Editor’s Note: This article was originally published by The Art Newspaper, an editorial partner of CNN Style.
The photographer, filmmaker and multi-disciplinary artist William Klein has died aged 96, according to the International Center of Photography, where a retrospective of his work is currently on show. In a statement, the ICP said he passed away on Saturday in Paris. No cause of death was given.
Klein was best known for his photography, which encompassed and intertwined a wide array of subjects including candid street photography, kinetic fashion shoots and high-contrast abstract work. He also maintained robust filmmaking and painting practices.
Klein was born in New York City in 1926, and lived there until the age of 20, when he was sent to Europe by the US Army to help with reconstruction efforts following World War II. He obtained his first camera –which he won in a card game –during this trip, and eventually settled in Paris, where he studied painting and sculpture at the Sorbonne and worked in the studio of the renowned Modernist painter Fernand Léger.
It was in Europe that Klein began to seriously pursue his great love, photography, and he soon started transposing the abstract forms of his paintings and sculptural studies to shadowy, geometric photographs of objects in motion, as seen in compositions such as 1952’s “Moving Diamonds, Mural Project, Paris” or “Turning Black Egg.”
“The photography was a way out of the ABCs of abstract painting from that period in Paris,” Klein told Interview magazine in 2013. “I discovered that I could do whatever I wanted with a negative in a darkroom and an enlarger.”
Klein’s experimentation soon won him a fan back in his hometown: Alexander Lieberman, an art director at Vogue, who helped bring Klein’s kineticism to the glossy realm of high fashion. Klein found inspiration in the brash, busy chaos of the New York streets where he spent his youth, and would spend days wandering the city, taking photographs of strangers and talking with them about their lives, as immortalized in his iconic 1956 photobook “Life is Good & Good for You in New York: Trance Witness Revels.”
He soon began to shoot his editorials on the street, too, placing models amid crowds and taxicabs and photographing them in striking, quasi-surreal scenes of clutter and poise. In an age still dominated by the stylized studio shoots of photographers like Irving Penn and Richard Avedon, Klein’s decision to bring fashion photography down to the bustling friction of the street was considered revolutionary.
“The first thing that people photograph or digest in New York is Broadway and Times Square – it’s the most beautiful thing in New York, and in America,” Klein said of the film in an interview with Aperture. “But what is it, what are people actually seeing? They are seeing the spectacle of advertising; it’s buy this, buy that.

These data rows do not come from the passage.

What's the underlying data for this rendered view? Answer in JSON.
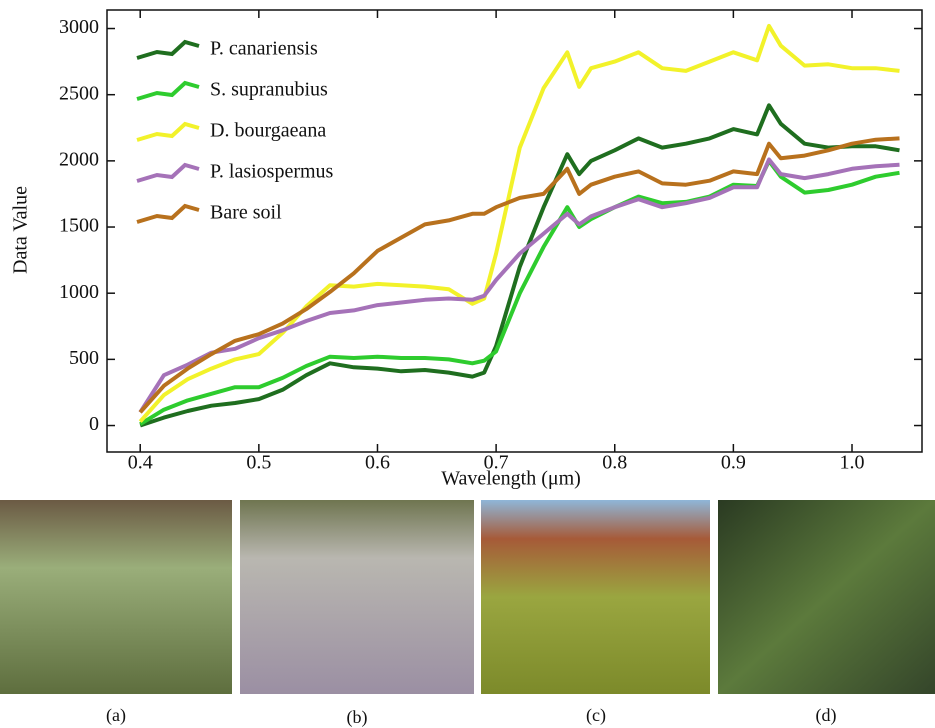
{
  "chart_data": {
    "type": "line",
    "ylabel": "Data Value",
    "xlabel": "Wavelength (μm)",
    "x": [
      0.4,
      0.42,
      0.44,
      0.46,
      0.48,
      0.5,
      0.52,
      0.54,
      0.56,
      0.58,
      0.6,
      0.62,
      0.64,
      0.66,
      0.68,
      0.69,
      0.7,
      0.72,
      0.74,
      0.76,
      0.77,
      0.78,
      0.8,
      0.82,
      0.84,
      0.86,
      0.88,
      0.9,
      0.92,
      0.93,
      0.94,
      0.96,
      0.98,
      1.0,
      1.02,
      1.04
    ],
    "series": [
      {
        "name": "P. canariensis",
        "color": "#1f6e1f",
        "values": [
          0,
          60,
          110,
          150,
          170,
          200,
          270,
          380,
          470,
          440,
          430,
          410,
          420,
          400,
          370,
          400,
          600,
          1200,
          1650,
          2050,
          1900,
          2000,
          2080,
          2170,
          2100,
          2130,
          2170,
          2240,
          2200,
          2420,
          2280,
          2130,
          2100,
          2110,
          2110,
          2080
        ]
      },
      {
        "name": "S. supranubius",
        "color": "#2ecc2e",
        "values": [
          10,
          120,
          190,
          240,
          290,
          290,
          360,
          450,
          520,
          510,
          520,
          510,
          510,
          500,
          470,
          490,
          560,
          1000,
          1350,
          1650,
          1500,
          1560,
          1650,
          1730,
          1680,
          1690,
          1730,
          1820,
          1810,
          2000,
          1880,
          1760,
          1780,
          1820,
          1880,
          1910
        ]
      },
      {
        "name": "D. bourgaeana",
        "color": "#f2f22a",
        "values": [
          30,
          230,
          350,
          430,
          500,
          540,
          700,
          900,
          1060,
          1050,
          1070,
          1060,
          1050,
          1030,
          920,
          960,
          1300,
          2100,
          2550,
          2820,
          2560,
          2700,
          2750,
          2820,
          2700,
          2680,
          2750,
          2820,
          2760,
          3020,
          2870,
          2720,
          2730,
          2700,
          2700,
          2680
        ]
      },
      {
        "name": "P. lasiospermus",
        "color": "#a572b8",
        "values": [
          100,
          380,
          460,
          550,
          580,
          660,
          720,
          790,
          850,
          870,
          910,
          930,
          950,
          960,
          950,
          980,
          1100,
          1300,
          1450,
          1600,
          1520,
          1580,
          1650,
          1710,
          1650,
          1680,
          1720,
          1800,
          1800,
          2010,
          1900,
          1870,
          1900,
          1940,
          1960,
          1970
        ]
      },
      {
        "name": "Bare soil",
        "color": "#b8711d",
        "values": [
          100,
          300,
          430,
          540,
          640,
          690,
          770,
          880,
          1010,
          1150,
          1320,
          1420,
          1520,
          1550,
          1600,
          1600,
          1650,
          1720,
          1750,
          1940,
          1750,
          1820,
          1880,
          1920,
          1830,
          1820,
          1850,
          1920,
          1900,
          2130,
          2020,
          2040,
          2080,
          2130,
          2160,
          2170
        ]
      }
    ],
    "xlim": [
      0.372,
      1.059
    ],
    "ylim": [
      -200,
      3140
    ],
    "xticks": [
      0.4,
      0.5,
      0.6,
      0.7,
      0.8,
      0.9,
      {
        "value": 1,
        "label": "1.0"
      }
    ],
    "yticks": [
      0,
      500,
      1000,
      1500,
      2000,
      2500,
      3000
    ],
    "legend": "upper-left"
  },
  "photos": [
    {
      "caption": "(a)"
    },
    {
      "caption": "(b)"
    },
    {
      "caption": "(c)"
    },
    {
      "caption": "(d)"
    }
  ]
}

It’s beautiful, but it’s made up of sales pitches, and people are fascinated and seduced by advertising.”
His desire to capture life as it really occurred would persist throughout his films as they grew to encompass subjects such as the Black Panther activist Eldridge Cleaver’s flight from America and the 1981 French Open tennis tournament.
Klein’s wide-ranging talents won him acclaim in the worlds of fashion, film and fine art, and he received numerous honors including the Medal of the Century from the Royal Photographic Society in London in 1999 and the International Center of Photography’s Infinity Award for Lifetime Achievement in 2007, as well as countless museum exhibitions and acquisitions. (A major exhibition of his a at the International Center of Photography that was scheduled to close on Monday has been extended until Thursday.)
Despite his accomplishments across so many media, Klein always returned to photography and remained an active photographer well into his later years.
“I have a special relationship with God,” Klein told Interview of his approach to his favored discipline. “And when I take the right photograph, God gives me a little bing! in the camera. And then I know I’m on the right track.”